In its brief, the commission concedes that the name-calling in this case occurred "in the privacy of telephone conversations." If the case were that simple, I would agree that Johnson v. Unemployment Appeals Comm'n, 513 So.2d 1098 (Fla. 3d DCA 1987) controls and join the court. Here, the court recognizes the truth of the referee's finding which is quoted above — but nonetheless ignores the legal effect. It seems plain to me that notwithstanding the name-calling occurring in private that the totality of the circumstances clearly supports the appeals referee's finding that "The claimant's comments were insubordinate and abusive." Even if all the occurrences are considered a single episode, that is sufficient to constitute grounds for denial of compensation.
In Ford v. Southeast Atlantic Corp., 588 So.2d 1039 (Fla. 1st DCA 1991), that court, in part, stated:
[R]epeated acts in violation of company policy are not necessary to constitute misconduct within the meaning of chapter 443, Florida Statutes.
In the following cases, single acts of insubordination have been held sufficient to constitute misconduct. Dorisma v. Florida Unemployment Appeals Comm'n, 544 So.2d 1110 (Fla. 3d DCA 1989); Stahl v. Unemployment Appeals Comm'n, 502 So.2d 78 (Fla. 3d DCA 1987); National Ins. Servs., Inc. v. Unemployment Appeals Comm'n, 495 So.2d 244 (Fla. 2d DCA 1986); Craft, Inc. v. Unemployment Appeals Comm'n, 478 So.2d 1183 (Fla. 2d DCA 1985); Citrus Central v. Detwiler, 368 So.2d 81 (Fla. 4th DCA 1979).
The legislature has delegated to the Unemployment Appeals Commission the responsibility for resolution of disputed unemployment compensation claims. §§ 20.171(4), 443.151(4), Fla. Stat. The administrative construction of a statute by an agency or board charged with its administration is entitled to great weight and will not be overturned unless clearly erroneous. State ex rel. Biscayne Kennel Club v. Board of Bus. Reg., 276 So.2d 823 (Fla. 1973). In Public Employees Relations Comm'n v. Dade County Police Benev. Ass'n, 467 So.2d 987 (Fla. 1985), that court held:
[A] reviewing court must defer to an agency's interpretation of an operable statute as long as that interpretation is consistent with legislative intent and is supported by substantial competent evidence.

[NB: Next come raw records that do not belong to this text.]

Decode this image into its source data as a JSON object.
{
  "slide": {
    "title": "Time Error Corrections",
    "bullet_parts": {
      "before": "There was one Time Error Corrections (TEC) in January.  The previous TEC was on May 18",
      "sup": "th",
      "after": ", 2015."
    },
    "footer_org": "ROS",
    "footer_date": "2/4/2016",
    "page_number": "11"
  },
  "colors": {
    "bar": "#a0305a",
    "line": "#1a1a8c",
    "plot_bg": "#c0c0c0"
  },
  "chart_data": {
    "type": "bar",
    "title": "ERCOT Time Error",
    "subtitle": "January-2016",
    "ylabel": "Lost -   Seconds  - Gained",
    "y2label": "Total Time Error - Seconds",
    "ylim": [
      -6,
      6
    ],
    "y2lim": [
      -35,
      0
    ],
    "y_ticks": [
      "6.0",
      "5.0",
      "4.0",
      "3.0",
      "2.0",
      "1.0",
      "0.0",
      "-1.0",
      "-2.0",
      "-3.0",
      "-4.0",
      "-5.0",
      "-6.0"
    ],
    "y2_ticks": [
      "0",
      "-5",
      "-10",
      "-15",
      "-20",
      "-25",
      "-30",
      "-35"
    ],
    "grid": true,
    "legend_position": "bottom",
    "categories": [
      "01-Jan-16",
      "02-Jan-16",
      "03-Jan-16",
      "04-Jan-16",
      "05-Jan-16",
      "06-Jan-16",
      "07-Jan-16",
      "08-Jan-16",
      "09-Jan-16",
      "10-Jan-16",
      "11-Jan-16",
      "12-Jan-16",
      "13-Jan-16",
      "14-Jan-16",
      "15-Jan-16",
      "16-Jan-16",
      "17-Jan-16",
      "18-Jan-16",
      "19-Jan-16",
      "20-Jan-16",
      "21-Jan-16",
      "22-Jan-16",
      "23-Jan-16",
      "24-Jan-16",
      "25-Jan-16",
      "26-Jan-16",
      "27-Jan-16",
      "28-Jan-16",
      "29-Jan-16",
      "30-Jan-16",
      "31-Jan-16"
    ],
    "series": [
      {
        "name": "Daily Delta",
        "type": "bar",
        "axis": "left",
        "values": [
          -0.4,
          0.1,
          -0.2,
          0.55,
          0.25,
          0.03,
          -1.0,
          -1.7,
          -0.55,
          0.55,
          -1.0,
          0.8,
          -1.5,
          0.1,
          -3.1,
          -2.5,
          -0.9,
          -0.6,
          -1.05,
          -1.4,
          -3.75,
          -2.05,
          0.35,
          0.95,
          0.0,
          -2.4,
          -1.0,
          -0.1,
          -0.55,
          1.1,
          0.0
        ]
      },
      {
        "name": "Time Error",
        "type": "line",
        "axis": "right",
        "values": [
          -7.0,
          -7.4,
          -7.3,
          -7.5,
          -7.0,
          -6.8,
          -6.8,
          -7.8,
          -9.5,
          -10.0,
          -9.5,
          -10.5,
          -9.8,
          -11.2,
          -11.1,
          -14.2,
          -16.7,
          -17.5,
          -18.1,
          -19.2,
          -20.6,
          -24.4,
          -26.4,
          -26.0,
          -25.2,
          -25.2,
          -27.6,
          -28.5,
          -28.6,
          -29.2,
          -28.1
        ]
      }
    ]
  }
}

When a communication between an employee and an employer degenerates, as the one in this case did, it matters not whether the speaker is the employer or the employee, the result is the same — the relationship of trust and respect is destroyed. That is exactly what happened in this case. Here, the intimidation, insults, and abuse thrust upon Ms. Arbelaez pervaded the entire relationship. Ms. Arbelaez testified, "I could not send her to any of my clients."
I would affirm the order under review.